I have read, both the article Sharon wrote, Not Living the Dream on a San Juan Island Farm, and the editorial she felt compelled to follow up with, and I have a few thoughts and questions about what it is to be “neighborly”. That seems to be the big issue. The Amaros aren’t being friendly or neighborly in the “island way”. I’d like to address the items in the article point by point, if I may.
First, about the Amaros. In full disclosure, I don’t know them well. But, my daughter does and my wife does. It could be said I know THEM pretty well. My daughter has been friends with the Amaros youngest son since before the farmhouse was renovated, and has gone on family outings at their invitation. They have been generous and caring in their interactions with our daughter.
As to the article, the first item mentioned is Tommy Lawson. The Amaros allowed Tommy to keep his cattle grazing on their property. That seems friendly and neighborly. When the condition of the animals showed a clear danger to the health of the herd, especially new calves, the Amaros fed and cared for them. Seems neighborly to me. When They gave Tommy two months to find somewhere else to keep his neglected and mal-nourished cattle, they could have involved the Sheriff's Office. They did not. They could have and, perhaps, should have, but, somehow, I don’t think that would have been considered “neighborly”.
The next item concerns Tommy Lawson pouring concrete into pipes that bring water onto the Amaros property. Tommy says he did it because he was concerned that asbestos might contaminate the Town water supply. Even if that were true, would it not be considered “neighborly” to inform the Amaros and give them the time and opportunity to find another solution for their water?
Next, we have the Land Bank’s purchase of a piece of land that the Amaros had a documented Quit Claim Deed on. This land has water pipes running through it. It would seem be make “island friendly” and “neighborly” sense to make sure the Amaro’s claim to water rights were protected. When Land Bank Director Lincoln Bormann was asked about this he said, "They didn't have a contract. There was one piece of paper, a deed with a signature on it." When the Amaros asked the county to agree that they had an implied easement, the county refused to do so. Bormann said, "We don't know if they have a water right." This seems like downright unfriendly and not neighborly behavior to me.

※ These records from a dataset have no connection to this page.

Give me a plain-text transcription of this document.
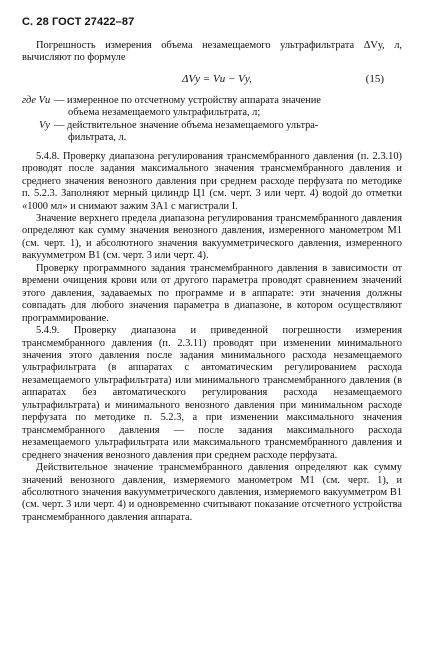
С. 28 ГОСТ 27422–87

Погрешность измерения объема незамещаемого ультрафильтрата ΔVу, л, вычисляют по формуле

ΔVу = Vи − Vу,	(15)
где Vи — измеренное по отсчетному устройству аппарата значение
объема незамещаемого ультрафильтрата, л;
Vу — действительное значение объема незамещаемого ультра-
фильтрата, л.

5.4.8. Проверку диапазона регулирования трансмембранного давления (п. 2.3.10) проводят после задания максимального значения трансмембранного давления и среднего значения венозного давления при среднем расходе перфузата по методике п. 5.2.3. Заполняют мерный цилиндр Ц1 (см. черт. 3 или черт. 4) водой до отметки «1000 мл» и снимают зажим ЗА1 с магистрали I.

Значение верхнего предела диапазона регулирования трансмембранного давления определяют как сумму значения венозного давления, измеренного манометром М1 (см. черт. 1), и абсолютного значения вакуумметрического давления, измеренного вакуумметром В1 (см. черт. 3 или черт. 4).

Проверку программного задания трансмембранного давления в зависимости от времени очищения крови или от другого параметра проводят сравнением значений этого давления, задаваемых по программе и в аппарате: эти значения должны совпадать для любого значения параметра в диапазоне, в котором осуществляют программирование.

5.4.9. Проверку диапазона и приведенной погрешности измерения трансмембранного давления (п. 2.3.11) проводят при изменении минимального значения этого давления после задания минимального расхода незамещаемого ультрафильтрата (в аппаратах с автоматическим регулированием расхода незамещаемого ультрафильтрата) или минимального трансмембранного давления (в аппаратах без автоматического регулирования расхода незамещаемого ультрафильтрата) и минимального венозного давления при минимальном расходе перфузата по методике п. 5.2.3, а при изменении максимального значения трансмембранного давления — после задания максимального расхода незамещаемого ультрафильтрата или максимального трансмембранного давления и среднего значения венозного давления при среднем расходе перфузата.

Действительное значение трансмембранного давления определяют как сумму значений венозного давления, измеряемого манометром М1 (см. черт. 1), и абсолютного значения вакуумметрического давления, измеряемого вакуумметром В1 (см. черт. 3 или черт. 4) и одновременно считывают показание отсчетного устройства трансмембранного давления аппарата.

The next item in the article is the placement of the parking lot at the entrance to the Mount Grant preserve on the Amaros property. The article lists the many health and safety issues the parking lot created.
To deal with this the Amaros wrote several letters to the Land Bank asking for four things.
- A garbage receptacle.
- A fence between the properties.
- No pit toilets sited where they could be seen or smelled from the Amaros property.
- The Amaros indemnified by the county.
Asking. Not demanding. Please. Look at the list. Virtually every person I have shown this to, and explained what these people were having to deal with, told me that they would have asked for the same and they saw nothing on the list that was unreasonable (though I did have to explain to a few what indemnification was). After multiple meetings with members of the Land Bank and absolutely no willingness to move on ANY of the four requests (requests, mind you, not demands) Rami Amaro suggested going to mediation (still not hearing unfriendly, not-neighbor-like rhetoric here). Assistant Civil Prosecutor John Cain put off the proposed mediation and, when contacted by a mediator on behalf of the Amaro’s said that no specific issues to be resolved had been listed. (Um, see the above list of FOUR things)
It was only after several back and forth letters, three meetings, and putting off and stalling any attempt at mediation that the Amaros filed suit against the Land Bank. "
So without any possibility of mediation, and upset by what they perceived to be the Land Bank's lack of proper management of the preserve, the Amaros filed suit in San Juan County Superior Court. They are seeking a judgment that agrees with their interpretation of the easement which limits access to the subdivision's residents and their guests."
At this point, after many attempts at emotionally neutral negotiation, to seek redress of clearly articulated issues, the Amaros are seeking a judgement that could result in the Land Bank having to find a different access point to the preserve. It is not the outcome they sought when they first approached the Land Bank. It seems to me they have tried very hard to remain "island friendly" AND "neighborly".
The same could not be said for many, many islanders. The Amaros have not turned their requests of the Land Bank into a fight of a personal nature. They have been civil, well mannered, and reasoning in search of relief. Yet, the visceral, personal hatred and vitriol directed at them seems unreasoned, and deeply disturbing.
I said I did not know them well. But I HAVE followed Rami’s posts as she attempted to hold conversations and discussions with people regarding these issues. Rami’s conversation and discussion threads are always civil, reasoning, and well thought out. What she gets back, far too much of the time, is hate-speak and vitriol and nastiness. It is so ugly, at times, I worry for their children.
There is behavior that is unfriendly and unneighborly and un-island like. But it is not the Amaros who perpetrate it.